Hosting Unlimited Indonesia

Senin, 18 Juli 2011

Detak Jantung Jadi Tenaga Listrik

Detak jantung jadi tenaga listrik
Kehidupan di masa yang akan datang, mungkin saja dunia sudah maju dengan teknologi kecanggihannya. Bahkan, pemilik gadget pemutar musik pun tidak perlu khawatir lagi jika baterai habis di tengah jalan. Hal tersebut telah mendekati kenyataan karena baru-baru ini, sekelompok ilmuwan telah berhasil menemukan sebuah chip kecil yang dapat membangkitkan tenaga listrik dari gerakan alamiah manusia. Maka dari itu, selama masih bernafas dan jantung berdetak, maka pemutar musiknya pun dijamin akan terus menyala.


Diharapkan, temuan ini bakal menghasilkan sebuah perangkat yang bisa menjadikan detak jantung manusia untuk menyuplai berbagai gadget sebagai sumber tenaganya. Penemuan ini dibuat oleh beberapa ilmuwan dari Georgia Institute of Technology. Mereka memanfaatkan kabel nano Zinc Oksida, untuk membangkitkan listrik.
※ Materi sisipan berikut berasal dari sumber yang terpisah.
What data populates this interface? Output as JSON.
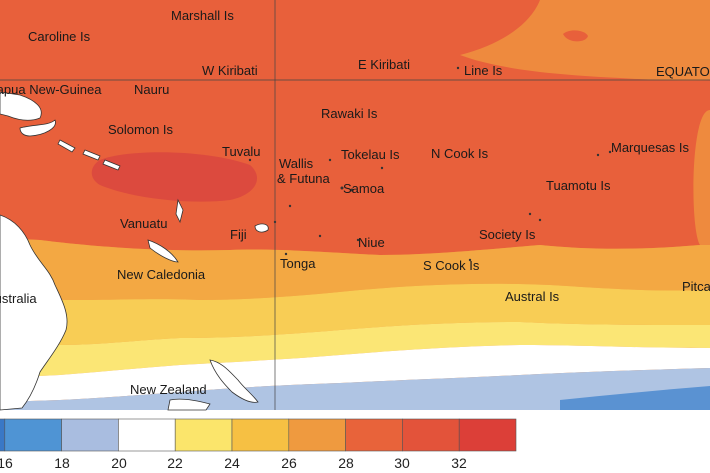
{
  "map": {
    "equator_label": "EQUATOR",
    "labels": {
      "marshall": "Marshall Is",
      "caroline": "Caroline Is",
      "png": "Papua New-Guinea",
      "nauru": "Nauru",
      "w_kiribati": "W Kiribati",
      "e_kiribati": "E Kiribati",
      "line": "Line Is",
      "rawaki": "Rawaki Is",
      "solomon": "Solomon Is",
      "tuvalu": "Tuvalu",
      "wallis": "Wallis",
      "futuna": "& Futuna",
      "tokelau": "Tokelau Is",
      "n_cook": "N Cook Is",
      "marquesas": "Marquesas Is",
      "samoa": "Samoa",
      "tuamotu": "Tuamotu Is",
      "vanuatu": "Vanuatu",
      "fiji": "Fiji",
      "niue": "Niue",
      "society": "Society Is",
      "new_caledonia": "New Caledonia",
      "tonga": "Tonga",
      "s_cook": "S Cook Is",
      "australia": "Australia",
      "austral": "Austral Is",
      "pitcairn": "Pitcairn",
      "new_zealand": "New Zealand"
    }
  },
  "legend": {
    "ticks": [
      "16",
      "18",
      "20",
      "22",
      "24",
      "26",
      "28",
      "30",
      "32"
    ],
    "colors": [
      "#3a78c6",
      "#4f94d4",
      "#a9bde0",
      "#ffffff",
      "#fbe56b",
      "#f6c043",
      "#ef9a3f",
      "#e8633a",
      "#e3533a",
      "#dc3f38"
    ]
  },
  "colors": {
    "sst_32": "#dc4a3e",
    "sst_30": "#e8603b",
    "sst_28": "#ee8a3e",
    "sst_26": "#f3a843",
    "sst_24": "#f8cd55",
    "sst_22": "#fbe675",
    "sst_20": "#ffffff",
    "sst_18": "#afc4e3",
    "sst_16": "#5a92d2",
    "land": "#ffffff"
  }
}
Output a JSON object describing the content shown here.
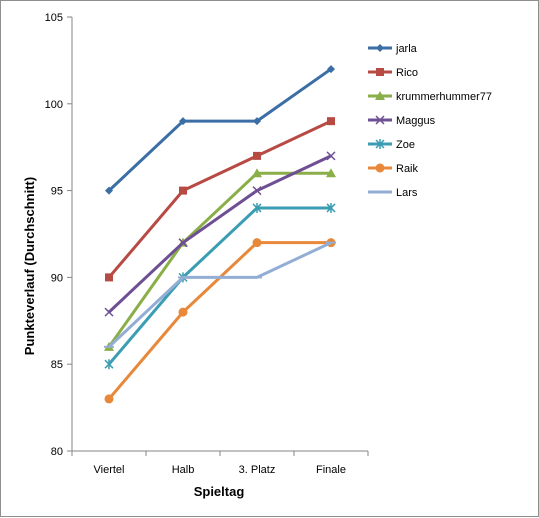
{
  "chart_data": {
    "type": "line",
    "title": "",
    "xlabel": "Spieltag",
    "ylabel": "Punkteverlauf (Durchschnitt)",
    "categories": [
      "Viertel",
      "Halb",
      "3. Platz",
      "Finale"
    ],
    "ylim": [
      80,
      105
    ],
    "yticks": [
      80,
      85,
      90,
      95,
      100,
      105
    ],
    "grid": false,
    "legend_position": "right",
    "series": [
      {
        "name": "jarla",
        "values": [
          95,
          99,
          99,
          102
        ],
        "color": "#3a6ea5",
        "marker": "diamond"
      },
      {
        "name": "Rico",
        "values": [
          90,
          95,
          97,
          99
        ],
        "color": "#b84a44",
        "marker": "square"
      },
      {
        "name": "krummerhummer77",
        "values": [
          86,
          92,
          96,
          96
        ],
        "color": "#8aae48",
        "marker": "triangle"
      },
      {
        "name": "Maggus",
        "values": [
          88,
          92,
          95,
          97
        ],
        "color": "#6e4f94",
        "marker": "x"
      },
      {
        "name": "Zoe",
        "values": [
          85,
          90,
          94,
          94
        ],
        "color": "#3a9db2",
        "marker": "star"
      },
      {
        "name": "Raik",
        "values": [
          83,
          88,
          92,
          92
        ],
        "color": "#e8883a",
        "marker": "circle"
      },
      {
        "name": "Lars",
        "values": [
          86,
          90,
          90,
          92
        ],
        "color": "#93aed4",
        "marker": "plus"
      }
    ]
  }
}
Secara teoritis, setiap gerakan tubuh sekecil apapun, bahkan cubitan sebuah jari, bisa digunakan membangkitkan listrik.

Sejauh ini, penelitian yang dipimpin oleh Dr Zhong Lin Wang itu telah berhasil menggunakan teknologi yang mampu mengirimkan sinyal radio dan menghidupkan display LCD serta dioda-dioda dalam rangkaian. Namun Wang cs yakin, penelitian ini akan bisa dikembangkan lebih jauh lagi. Temuan Wang cs ini ribuan kali lebih baik daripada riset yang dilakukan pada teknologi gerak, sebelumnya. Ia menggunakan kabel nano (nanowires) yang ukurannya 500 kali lebih tipis daripada rambut manusia.

Dalam sebuah eksperimennya, lima buah kabel nano itu mampu menghasilkan tenaga yang setara dengan dua buah baterai AA berkapasitas 3 volt dan 1 mikro ampere. Dengan menyusunnya dalam satu stack, kabel nano itu bisa menyuplai listrik kepada perangkat elektronik yang lebih besar lagi, seperti gadget semacam iPod atau ponsel. Diharapkan penemuan ini juga mampu diterapkan di berbagai aplikasi lain pada perangkat yang membutuhkan tenaga listrik yang lebih lama.